Why does the church need to be revived? Sam Storms aptly describes the problem and
the need:[1]
Preachers teach the
Bible, and the people snore. Homemakers share their faith, and it falls on deaf
ears. Lives are broken and rarely get fixed. Bodies are suffering, and few are
healed. Marriages are dying, and people just give up. Temptations are faced,
and sin flourishes. The poor are hungry and stay that way.
I don’t mean to
sound overly pessimistic. There are some who think we’re doing fine, but most
of the people I know concede the church’s lamentable impact on the spirituality
of its members and its minimal influence on society at large. So, what’s wrong?
…I’m convinced the problem is power, or, should I say the absence of it.
…More than a few
would point not to the lack of power, but to the abysmal theological immaturity
in the church as the source of its struggle. I can’t argue with that. Biblical
illiteracy and theological naivete have reached epidemic proportions in the
church today. But more than knowledge is needed. Mere doctrine won’t suffice.

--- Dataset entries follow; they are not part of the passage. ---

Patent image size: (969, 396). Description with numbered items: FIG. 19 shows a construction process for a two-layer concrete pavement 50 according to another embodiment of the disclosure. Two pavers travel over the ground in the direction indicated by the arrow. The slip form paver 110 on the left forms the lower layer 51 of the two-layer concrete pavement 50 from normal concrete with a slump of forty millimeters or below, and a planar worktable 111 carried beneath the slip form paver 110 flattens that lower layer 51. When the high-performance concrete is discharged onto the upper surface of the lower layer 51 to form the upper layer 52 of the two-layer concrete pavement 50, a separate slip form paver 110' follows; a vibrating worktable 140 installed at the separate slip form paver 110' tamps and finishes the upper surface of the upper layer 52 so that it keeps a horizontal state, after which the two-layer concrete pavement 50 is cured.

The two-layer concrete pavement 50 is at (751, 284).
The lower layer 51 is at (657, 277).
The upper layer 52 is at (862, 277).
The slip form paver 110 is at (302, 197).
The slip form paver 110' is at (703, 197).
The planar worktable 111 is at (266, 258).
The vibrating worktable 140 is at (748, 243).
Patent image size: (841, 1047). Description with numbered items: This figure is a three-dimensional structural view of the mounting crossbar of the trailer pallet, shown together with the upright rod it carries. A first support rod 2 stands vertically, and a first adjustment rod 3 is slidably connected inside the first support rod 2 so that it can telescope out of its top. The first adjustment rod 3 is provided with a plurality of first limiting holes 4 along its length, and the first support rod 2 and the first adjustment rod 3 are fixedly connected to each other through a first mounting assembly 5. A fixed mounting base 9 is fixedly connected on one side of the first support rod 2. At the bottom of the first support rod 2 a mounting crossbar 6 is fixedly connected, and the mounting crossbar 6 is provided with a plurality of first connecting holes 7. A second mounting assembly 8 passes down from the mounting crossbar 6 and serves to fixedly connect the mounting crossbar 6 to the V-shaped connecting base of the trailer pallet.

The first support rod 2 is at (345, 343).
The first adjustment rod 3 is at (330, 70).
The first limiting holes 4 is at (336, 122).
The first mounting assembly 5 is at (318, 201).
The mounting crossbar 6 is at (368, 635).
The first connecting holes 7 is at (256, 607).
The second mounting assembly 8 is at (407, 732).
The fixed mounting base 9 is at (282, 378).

What the church needs is truth set aflame by the power of the Holy Spirit. What
the church needs is the divine energy of God himself bringing what we know to
bear on how we live and how we pray and how we love and how we witness. And
let’s not forget that teaching is itself a spiritual gift….
…the church
desperately needs an infusion of the supernatural activity of God into its life
and ministry.
This is why I am praying for revival and encouraging you to
join me. In the past couple posts I have unpacked Isaiah 58 to show us what the
empowered and revived life looks like. This same chapter in the Old Testament
also displays for us the fruits of revival as well. These eight products of
true revival give us direction for how to pray. So, once again, I will pray
through this passage and ask you to join me.
Lord, as your
Spirit works in your church, I ask that your light would break forth in our
darkness like the dawn (8a). We don’t know where to go, we don’t have a sense
of hope, we are so depressed (10b), and it usually feels like our little light
is but a smoldering candle. Don’t snuff it out. Fan the flame so that it burns
like the midday sun (10b) and so that others might see your glory in us.
Great physician we
often think that we are barely holding on. How can we offer the way, the truth,
and the life to those who are dying?
Give us health and strength (8b, 11c), and may your righteousness and
your glory protect us from all enemies (8c-d)—seen and unseen. May you apply
the medication of your grace and as we see this renewal, may we encourage each
other and may those without you sit up and take note of how you have done the
impossible in us and can do it in them also.
We confess that we
have wanted to go our own way, follow our own course, listen to our own wisdom.
So, work in us to want to follow you, direct us continually in the way we
should go (11a), satisfy us so we see there are truly no others who can satisfy
(11b), invigorate us and give life that produces more life in us and others
(11d).
Lord, we seek you
and your strength, we seek your presence continually that through us the ruins
of a crumbling, weak, rundown church can be repaired—may we rebuild the ruins,
raise up the strong foundations for many generations to come, may we restore
the streets of your living temple, and may we mend the broken walls that
surround your city, the Church (12)! May
we once again be a Christ-built, on-the-move-church against whom the gates of
hell cannot prevail!
And finally, Lord,
among a people who more often than not yawn at you, grant us the gift of
delight in you, bless us as you promised to do with the descendants of the
Patriarchs, and may we soar in your mission to your glory as if we are on the
wings of eagles (14)!
[1] Sam Storms, The
Beginner’s Guide To Spiritual Gifts (Ventura, Ca., Regal/Gospel Light, 2002), 9, 11, 17.